Das Repräsentativitätsproblem stellt sich ebenso auf der Ebene der Staaten. In der ursprünglichen Zusammensetzung der G6 vereinten sich westliche Staaten mit dem Ziel, ihre makroökonomischen Politiken in Krisenzeiten zu koordinieren. 1976 erfolgte die Aufnahme Kanadas, und 1998 wurde Russland mit Beschränkung auf den politischen Teil der G8 integriert. Zusätzlich nimmt die Europäische Gemeinschaft, vertreten durch den EU-Ratspräsidenten als Beobachter, an den Gipfeltreffen teil. Mehr als dreißig Jahre nach der Gründung findet sich die G8 jedoch in einem multipolaren internationalen Kontext wieder, vor dessen Hintergrund sowohl die Aufnahme Russlands als auch die Nichtaufnahme prosperierender Staaten wie China oder Brasilien unter entweder demokratischen oder ökonomischen Gesichtspunkten fragwürdig erscheint.
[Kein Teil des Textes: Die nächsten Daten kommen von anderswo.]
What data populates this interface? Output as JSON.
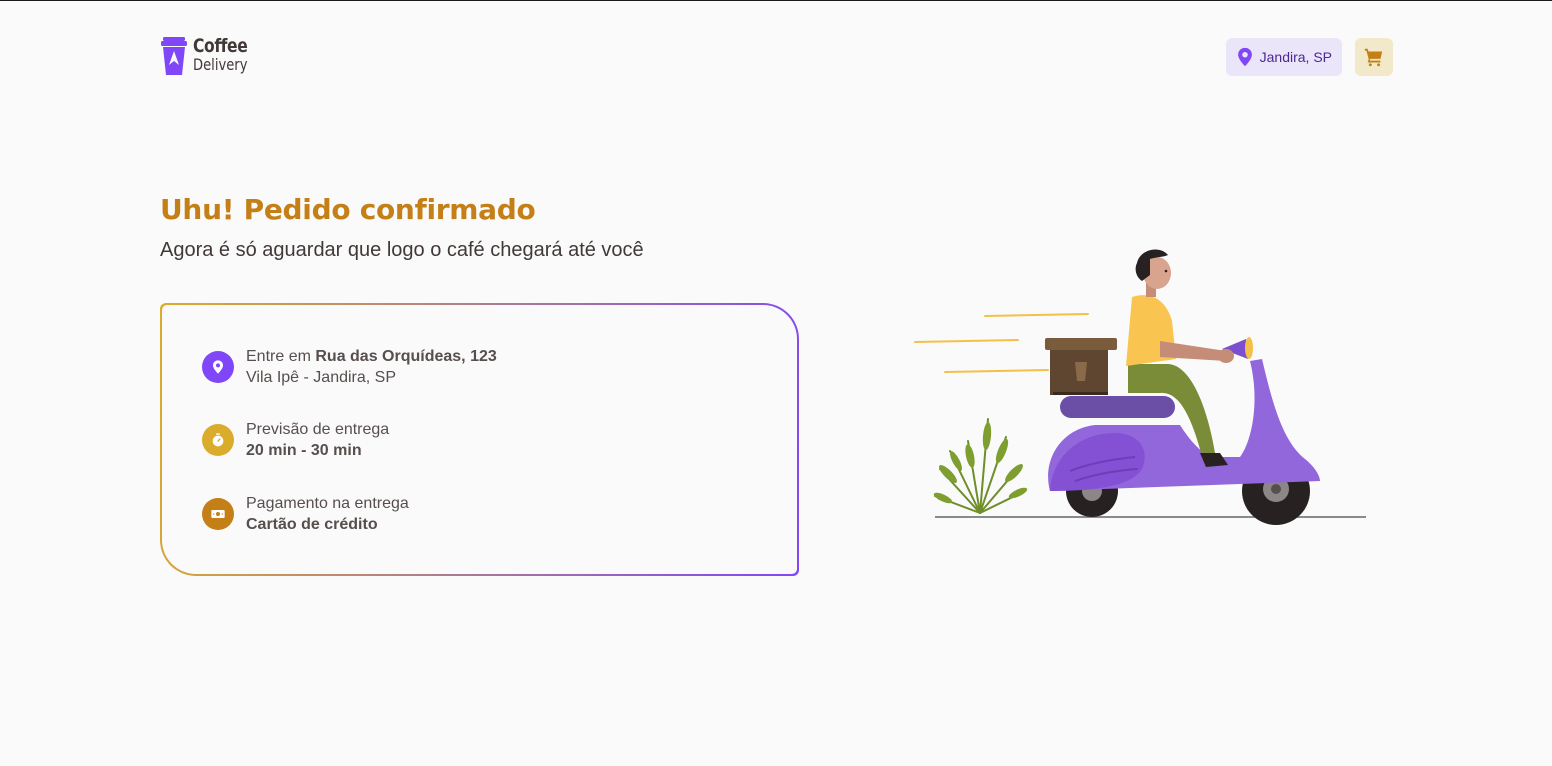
{
  "header": {
    "logo": {
      "line1": "Coffee",
      "line2": "Delivery"
    },
    "location": {
      "label": "Jandira, SP",
      "icon": "map-pin-icon"
    },
    "cart": {
      "icon": "shopping-cart-icon"
    }
  },
  "main": {
    "title": "Uhu! Pedido confirmado",
    "subtitle": "Agora é só aguardar que logo o café chegará até você"
  },
  "order_info": {
    "address": {
      "icon": "map-pin-icon",
      "prefix": "Entre em ",
      "street": "Rua das Orquídeas, 123",
      "district": "Vila Ipê - Jandira, SP"
    },
    "delivery": {
      "icon": "timer-icon",
      "label": "Previsão de entrega",
      "value": "20 min - 30 min"
    },
    "payment": {
      "icon": "currency-dollar-icon",
      "label": "Pagamento na entrega",
      "value": "Cartão de crédito"
    }
  },
  "colors": {
    "brand_yellow": "#C47F17",
    "brand_purple": "#8047F8",
    "yellow": "#DBAC2C",
    "purple_light": "#EBE5F9",
    "yellow_light": "#F1E9C9"
  },
  "illustration": {
    "name": "delivery-scooter-illustration"
  }
}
Der investigative, G8-kritische Journalist George Monbiot beschreibt die Folgen dieser Repräsentativitäts- und Partizipationsdefizite, die im Widerspruch zur Argumentation der G8 stehen, wie folgt: „They [the G8] are the actors, we the audience“ (Monbiot 2003, S. 84). Die G8 als weltpolitische Akteurin steht einer weltweiten Zivilgesellschaft gegenüber, der nur die Rolle der Zuschauerin bleibt.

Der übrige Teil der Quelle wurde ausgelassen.